With the stock up 50% so far this year, investors had high expectations heading into Kroger's (NYSE:KR) third-quarter earnings release. They weren't disappointed. The grocery store chain posted record results this morning that easily beat Wall Street's targets on both the top and bottom lines. The stock responded by jumping 3% in early trading to push further into record territory.

Kroger's third-quarter profit clocked in at $0.69 per share, which was 21% above the prior year and higher than the $0.61 per share that analysts had forecast. Management cited a boost in fuel margins as one key reason for the profit beat. But surprisingly strong customer traffic helped as well. Sales improved 11% year over year to $25 billion, also ahead of expectations. 

Comparable-store sales spiked higher by 5.6% and again led almost all other major national food retailers.

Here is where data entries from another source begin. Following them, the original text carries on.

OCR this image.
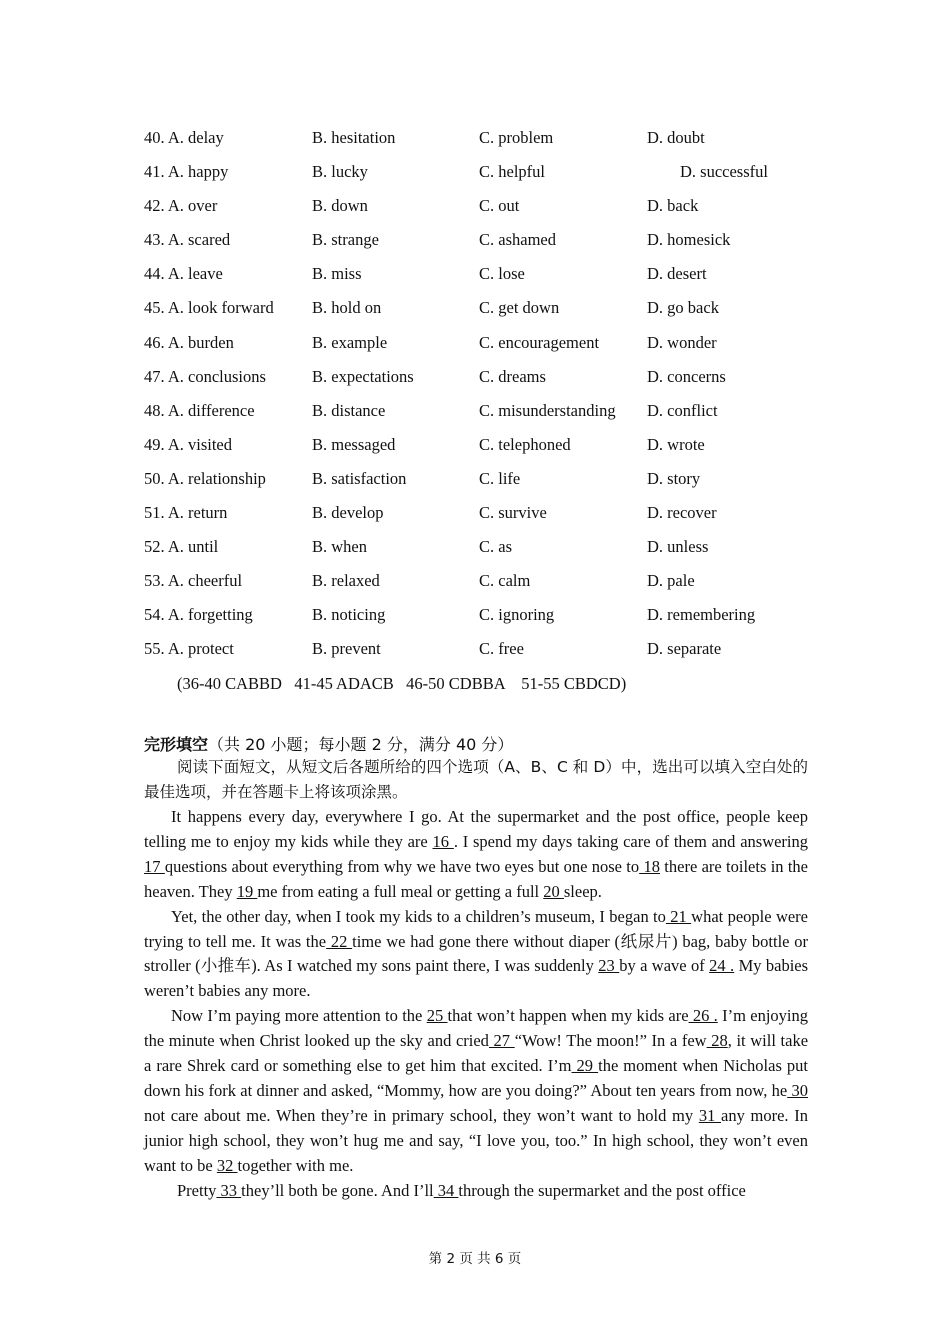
40. A. delay	B. hesitation	C. problem	D. doubt
41. A. happy	B. lucky	C. helpful	D. successful
42. A. over	B. down	C. out	D. back
43. A. scared	B. strange	C. ashamed	D. homesick
44. A. leave	B. miss	C. lose	D. desert
45. A. look forward B. hold on	C. get down	D. go back
46. A. burden	B. example	C. encouragement	D. wonder
47. A. conclusions	B. expectations	C. dreams	D. concerns
48. A. difference	B. distance	C. misunderstanding D. conflict
49. A. visited	B. messaged	C. telephoned	D. wrote
50. A. relationship	B. satisfaction	C. life	D. story
51. A. return	B. develop	C. survive	D. recover
52. A. until	B. when	C. as	D. unless
53. A. cheerful	B. relaxed	C. calm	D. pale
54. A. forgetting	B. noticing	C. ignoring	D. remembering
55. A. protect	B. prevent	C. free	D. separate
(36-40 CABBD   41-45 ADACB   46-50 CDBBA    51-55 CBDCD)
完形填空（共 20 小题；每小题 2 分，满分 40 分）
阅读下面短文，从短文后各题所给的四个选项（A、B、C 和 D）中，选出可以填入空白处的最佳选项，并在答题卡上将该项涂黑。

It happens every day, everywhere I go. At the supermarket and the post office, people keep telling me to enjoy my kids while they are 16 . I spend my days taking care of them and answering 17 questions about everything from why we have two eyes but one nose to 18 there are toilets in the heaven. They 19 me from eating a full meal or getting a full 20 sleep.

Yet, the other day, when I took my kids to a children’s museum, I began to 21 what people were trying to tell me. It was the 22 time we had gone there without diaper (纸尿片) bag, baby bottle or stroller (小推车). As I watched my sons paint there, I was suddenly 23 by a wave of 24 . My babies weren’t babies any more.

Now I’m paying more attention to the 25 that won’t happen when my kids are 26 . I’m enjoying the minute when Christ looked up the sky and cried 27 “Wow! The moon!” In a few 28, it will take a rare Shrek card or something else to get him that excited. I’m 29 the moment when Nicholas put down his fork at dinner and asked, “Mommy, how are you doing?” About ten years from now, he 30 not care about me. When they’re in primary school, they won’t want to hold my 31 any more. In junior high school, they won’t hug me and say, “I love you, too.” In high school, they won’t even want to be 32 together with me.

Pretty 33 they’ll both be gone. And I’ll 34 through the supermarket and the post office

第 2 页 共 6 页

Kroger beat Whole Foods' 3.1% comps gain and handily outgrew both Target and Wal-Mart. Only Costco, with its popular warehouse membership model, is consistently growing faster than Kroger right now.

Impressively, the grocery store chain has now posted accelerating comps gains in each quarter of the year: 4.6% in the first quarter, 4.8% in the second, and 5.6% in the quarter that just closed. 

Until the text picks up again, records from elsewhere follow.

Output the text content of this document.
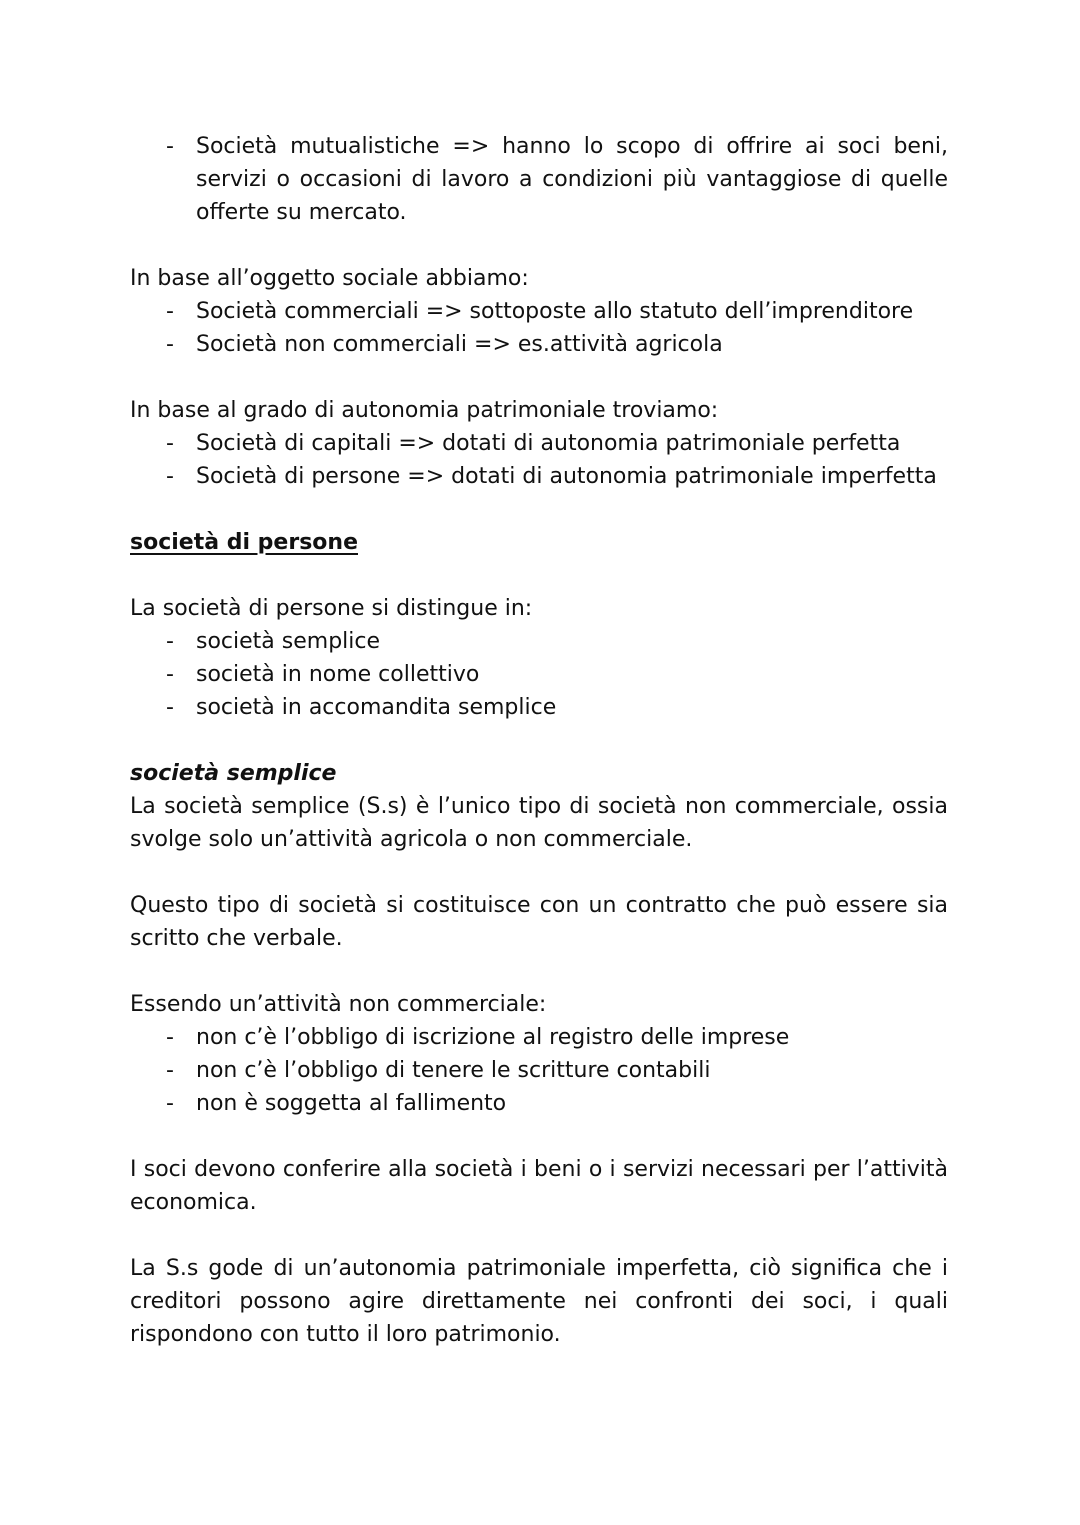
- Società mutualistiche => hanno lo scopo di offrire ai soci beni, servizi o occasioni di lavoro a condizioni più vantaggiose di quelle offerte su mercato.

In base all’oggetto sociale abbiamo:

- Società commerciali => sottoposte allo statuto dell’imprenditore
- Società non commerciali => es.attività agricola

In base al grado di autonomia patrimoniale troviamo:

- Società di capitali => dotati di autonomia patrimoniale perfetta
- Società di persone => dotati di autonomia patrimoniale imperfetta

società di persone

La società di persone si distingue in:

- società semplice
- società in nome collettivo
- società in accomandita semplice

società semplice

La società semplice (S.s) è l’unico tipo di società non commerciale, ossia svolge solo un’attività agricola o non commerciale.

Questo tipo di società si costituisce con un contratto che può essere sia scritto che verbale.

Essendo un’attività non commerciale:

- non c’è l’obbligo di iscrizione al registro delle imprese
- non c’è l’obbligo di tenere le scritture contabili
- non è soggetta al fallimento

I soci devono conferire alla società i beni o i servizi necessari per l’attività economica.

La S.s gode di un’autonomia patrimoniale imperfetta, ciò significa che i creditori possono agire direttamente nei confronti dei soci, i quali rispondono con tutto il loro patrimonio.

"Our associates continue to execute our Customer First strategy, which is building loyalty beyond the weekly ad and showing yet again that focusing on our customers creates value for our shareholders," CEO Rodney McMullen said in a press release accompanying the results.

Meanwhile, Kroger's debt level is still uncomfortably high, sitting at a record $11.5 billion thanks to the recent expensive purchases of Harris Teeter and web retailer Vitacost. In relation to earnings, debt held steady at 2.3 times EBITDA, above management's goal of roughly two times adjusted profit. 

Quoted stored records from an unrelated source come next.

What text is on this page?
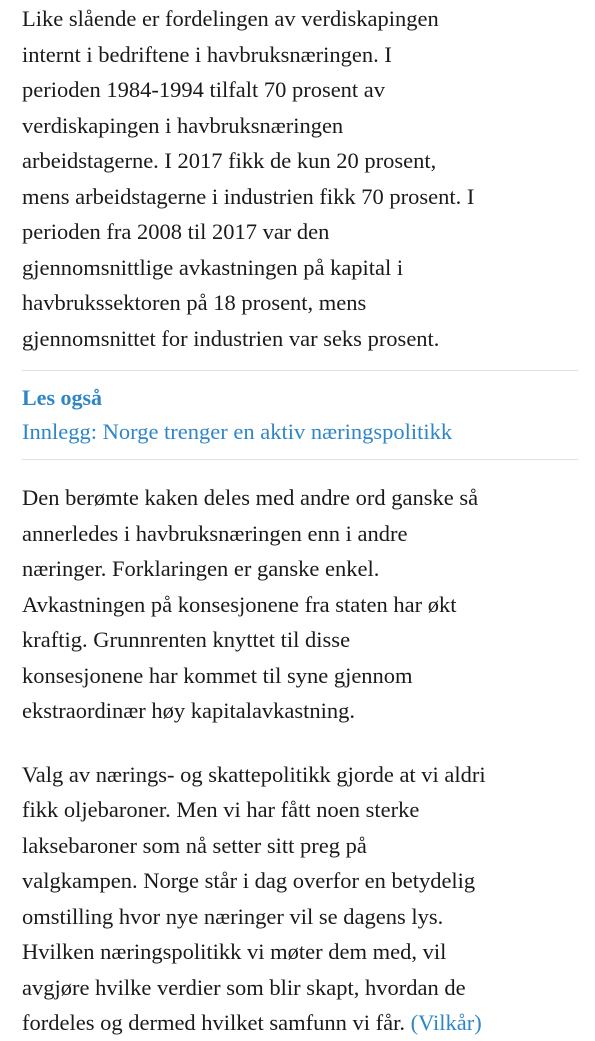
Like slående er fordelingen av verdiskapingen
internt i bedriftene i havbruksnæringen. I
perioden 1984-1994 tilfalt 70 prosent av
verdiskapingen i havbruksnæringen
arbeidstagerne. I 2017 fikk de kun 20 prosent,
mens arbeidstagerne i industrien fikk 70 prosent. I
perioden fra 2008 til 2017 var den
gjennomsnittlige avkastningen på kapital i
havbrukssektoren på 18 prosent, mens
gjennomsnittet for industrien var seks prosent.

Les også
Innlegg: Norge trenger en aktiv næringspolitikk

Den berømte kaken deles med andre ord ganske så
annerledes i havbruksnæringen enn i andre
næringer. Forklaringen er ganske enkel.
Avkastningen på konsesjonene fra staten har økt
kraftig. Grunnrenten knyttet til disse
konsesjonene har kommet til syne gjennom
ekstraordinær høy kapitalavkastning.

Valg av nærings- og skattepolitikk gjorde at vi aldri
fikk oljebaroner. Men vi har fått noen sterke
laksebaroner som nå setter sitt preg på
valgkampen. Norge står i dag overfor en betydelig
omstilling hvor nye næringer vil se dagens lys.
Hvilken næringspolitikk vi møter dem med, vil
avgjøre hvilke verdier som blir skapt, hvordan de
fordeles og dermed hvilket samfunn vi får. (Vilkår)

Kroger is aiming to return to that healthier debt level by the end of next year. And to help get there, management has taken an ax to spending on stock repurchases. The company shelled out just $100 million on buybacks in the first and second quarters, as compared to $1.7 billion in the prior two quarters. In the third quarter, Kroger repurchased 600,000 shares for a total of $29 million.

Kroger raised its full-year profit guidance for the second time this year, saying that it now expects earnings of $3.35 per share. And while the company didn't say it, comparable-store sales gains should also come in ahead of the official target. Kroger back in September issued a forecast for annual comps gains of about 3.75%. But given the grocer's strong performance through the first three quarters of the year and its holiday quarter forecast of 5% comps gains, it is almost certain that Kroger will close out the year solidly above that annual target. 

"We intend to continue our positive momentum through the fourth quarter," McMullen said.